With all this in place in our more physically-distanced world – listening well and upping our verbal communication efforts is more important than ever. Harking back to my psychotherapy days (“tell me how you feeeel?”) explicitly checking in is key. Addressing overtly what you think you’re noticing even if you don’t know for sure what exactly it is you are noticing can help. For instance, something simple like, “It seems you’re feeling hesitant about this,” gives the other person permission to confirm, deny, and/or more fully qualify, as in, “No – not exactly hesitant, I’m feeling ______because ______.”

Being intentional and upfront at the get-go can go a long way to raise possible current or potential awkward exchanges – and will model and set-up expectations about open communication.

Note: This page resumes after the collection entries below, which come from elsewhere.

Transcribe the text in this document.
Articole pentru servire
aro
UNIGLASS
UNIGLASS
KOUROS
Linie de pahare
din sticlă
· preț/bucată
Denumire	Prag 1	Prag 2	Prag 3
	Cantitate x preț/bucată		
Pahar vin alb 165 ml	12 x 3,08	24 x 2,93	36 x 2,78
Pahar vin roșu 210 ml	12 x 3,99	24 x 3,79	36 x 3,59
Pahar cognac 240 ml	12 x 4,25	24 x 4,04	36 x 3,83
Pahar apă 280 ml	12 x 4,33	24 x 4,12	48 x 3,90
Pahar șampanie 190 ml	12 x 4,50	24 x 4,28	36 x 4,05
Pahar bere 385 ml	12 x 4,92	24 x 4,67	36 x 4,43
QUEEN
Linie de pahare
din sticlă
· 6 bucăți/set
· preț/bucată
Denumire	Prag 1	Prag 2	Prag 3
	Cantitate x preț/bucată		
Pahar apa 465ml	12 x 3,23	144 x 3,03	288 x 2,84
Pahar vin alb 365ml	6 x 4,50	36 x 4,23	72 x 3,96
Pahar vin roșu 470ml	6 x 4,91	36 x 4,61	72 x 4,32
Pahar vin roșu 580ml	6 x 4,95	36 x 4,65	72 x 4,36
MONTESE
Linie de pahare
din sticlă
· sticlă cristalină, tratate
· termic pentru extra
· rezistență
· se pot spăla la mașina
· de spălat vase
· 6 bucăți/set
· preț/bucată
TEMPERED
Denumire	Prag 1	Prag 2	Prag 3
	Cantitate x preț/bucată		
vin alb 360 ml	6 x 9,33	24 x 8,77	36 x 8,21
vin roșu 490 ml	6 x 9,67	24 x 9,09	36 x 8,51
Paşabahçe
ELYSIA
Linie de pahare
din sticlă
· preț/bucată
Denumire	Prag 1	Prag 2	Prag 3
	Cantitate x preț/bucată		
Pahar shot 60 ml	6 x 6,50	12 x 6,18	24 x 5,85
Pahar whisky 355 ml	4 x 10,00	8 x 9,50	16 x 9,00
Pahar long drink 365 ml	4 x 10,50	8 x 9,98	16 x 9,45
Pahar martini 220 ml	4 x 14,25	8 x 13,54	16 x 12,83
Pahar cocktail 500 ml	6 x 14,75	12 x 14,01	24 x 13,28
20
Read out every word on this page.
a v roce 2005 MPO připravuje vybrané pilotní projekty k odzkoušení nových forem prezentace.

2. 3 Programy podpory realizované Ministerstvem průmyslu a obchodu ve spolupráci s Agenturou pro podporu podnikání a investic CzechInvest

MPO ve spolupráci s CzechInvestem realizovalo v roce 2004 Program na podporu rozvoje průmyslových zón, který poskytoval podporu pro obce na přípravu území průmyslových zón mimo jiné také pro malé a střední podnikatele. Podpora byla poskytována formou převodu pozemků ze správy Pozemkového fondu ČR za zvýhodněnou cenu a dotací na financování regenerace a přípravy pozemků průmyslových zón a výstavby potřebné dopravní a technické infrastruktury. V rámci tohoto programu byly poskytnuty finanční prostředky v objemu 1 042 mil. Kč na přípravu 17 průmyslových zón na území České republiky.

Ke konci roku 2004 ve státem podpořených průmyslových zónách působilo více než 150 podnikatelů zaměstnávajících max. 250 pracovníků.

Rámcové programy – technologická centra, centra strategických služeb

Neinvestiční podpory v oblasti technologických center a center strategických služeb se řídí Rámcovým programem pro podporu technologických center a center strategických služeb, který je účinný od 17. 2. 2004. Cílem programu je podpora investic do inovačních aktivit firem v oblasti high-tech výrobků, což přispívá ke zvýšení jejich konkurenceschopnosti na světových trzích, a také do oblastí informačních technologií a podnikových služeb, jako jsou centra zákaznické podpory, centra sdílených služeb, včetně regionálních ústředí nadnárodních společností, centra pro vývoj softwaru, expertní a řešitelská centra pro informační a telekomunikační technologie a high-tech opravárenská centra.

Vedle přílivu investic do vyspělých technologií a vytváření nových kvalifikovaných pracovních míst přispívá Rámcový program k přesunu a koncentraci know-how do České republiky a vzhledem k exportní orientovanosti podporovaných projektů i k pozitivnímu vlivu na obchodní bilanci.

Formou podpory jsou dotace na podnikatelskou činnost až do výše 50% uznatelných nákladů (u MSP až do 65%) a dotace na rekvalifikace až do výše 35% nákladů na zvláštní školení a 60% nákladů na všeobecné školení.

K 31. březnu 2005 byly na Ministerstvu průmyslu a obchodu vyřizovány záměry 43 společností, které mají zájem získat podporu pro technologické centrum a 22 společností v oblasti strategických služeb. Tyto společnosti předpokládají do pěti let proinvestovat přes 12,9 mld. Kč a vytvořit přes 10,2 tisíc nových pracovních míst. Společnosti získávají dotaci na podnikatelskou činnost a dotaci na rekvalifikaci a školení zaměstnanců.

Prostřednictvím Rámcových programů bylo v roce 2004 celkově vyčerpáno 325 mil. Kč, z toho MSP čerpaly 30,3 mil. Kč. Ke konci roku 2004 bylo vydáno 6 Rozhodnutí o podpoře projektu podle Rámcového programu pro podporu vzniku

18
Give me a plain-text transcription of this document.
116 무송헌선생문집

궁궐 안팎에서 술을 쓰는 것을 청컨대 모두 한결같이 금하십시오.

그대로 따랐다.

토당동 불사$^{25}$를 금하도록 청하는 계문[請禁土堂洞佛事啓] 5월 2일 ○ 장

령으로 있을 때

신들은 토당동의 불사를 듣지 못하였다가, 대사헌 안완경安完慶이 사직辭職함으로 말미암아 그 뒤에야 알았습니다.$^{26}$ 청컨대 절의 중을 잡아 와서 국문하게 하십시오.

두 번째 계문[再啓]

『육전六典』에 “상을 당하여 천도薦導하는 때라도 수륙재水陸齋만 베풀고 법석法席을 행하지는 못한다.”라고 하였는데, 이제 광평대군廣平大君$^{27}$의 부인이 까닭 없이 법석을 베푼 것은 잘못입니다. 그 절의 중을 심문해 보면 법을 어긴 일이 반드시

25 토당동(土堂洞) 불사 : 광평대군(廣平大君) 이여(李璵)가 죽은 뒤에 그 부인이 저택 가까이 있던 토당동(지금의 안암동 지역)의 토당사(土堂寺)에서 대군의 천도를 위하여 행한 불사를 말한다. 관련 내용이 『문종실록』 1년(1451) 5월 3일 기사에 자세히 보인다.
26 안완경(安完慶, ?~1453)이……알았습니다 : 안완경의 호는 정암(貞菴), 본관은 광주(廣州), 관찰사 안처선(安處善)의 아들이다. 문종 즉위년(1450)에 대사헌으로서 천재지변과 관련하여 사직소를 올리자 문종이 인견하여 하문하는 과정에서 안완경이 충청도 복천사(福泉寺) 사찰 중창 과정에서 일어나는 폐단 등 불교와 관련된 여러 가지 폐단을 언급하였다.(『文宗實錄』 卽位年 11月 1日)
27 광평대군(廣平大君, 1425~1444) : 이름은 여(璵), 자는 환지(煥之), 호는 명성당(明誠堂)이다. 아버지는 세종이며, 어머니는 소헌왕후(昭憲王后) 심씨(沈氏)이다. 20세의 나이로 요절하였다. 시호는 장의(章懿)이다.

A reminder that these old-fashioned communication tips can help even more now during our new virtual times:

  • Be present
  • Listen actively and paraphrase what you think you’re hearing
  • Listen more
  • Take notes
  • More listening
  • Avoid guessing
  • Be clear and simple with your messages and information
  • Stay away from jargon, technical terms, and acronyms
  • Keep an open mind and stay clear of defensiveness/manage your emotions
  • Welcome feedback, both positive and negative
  • Be respectful and kind
  • Always keep others’ POV in mind, express it, empathize with it
  • Follow up in a timely manner and deliver what you promise

Good luck and keep your sense of humor in 2D and beyond!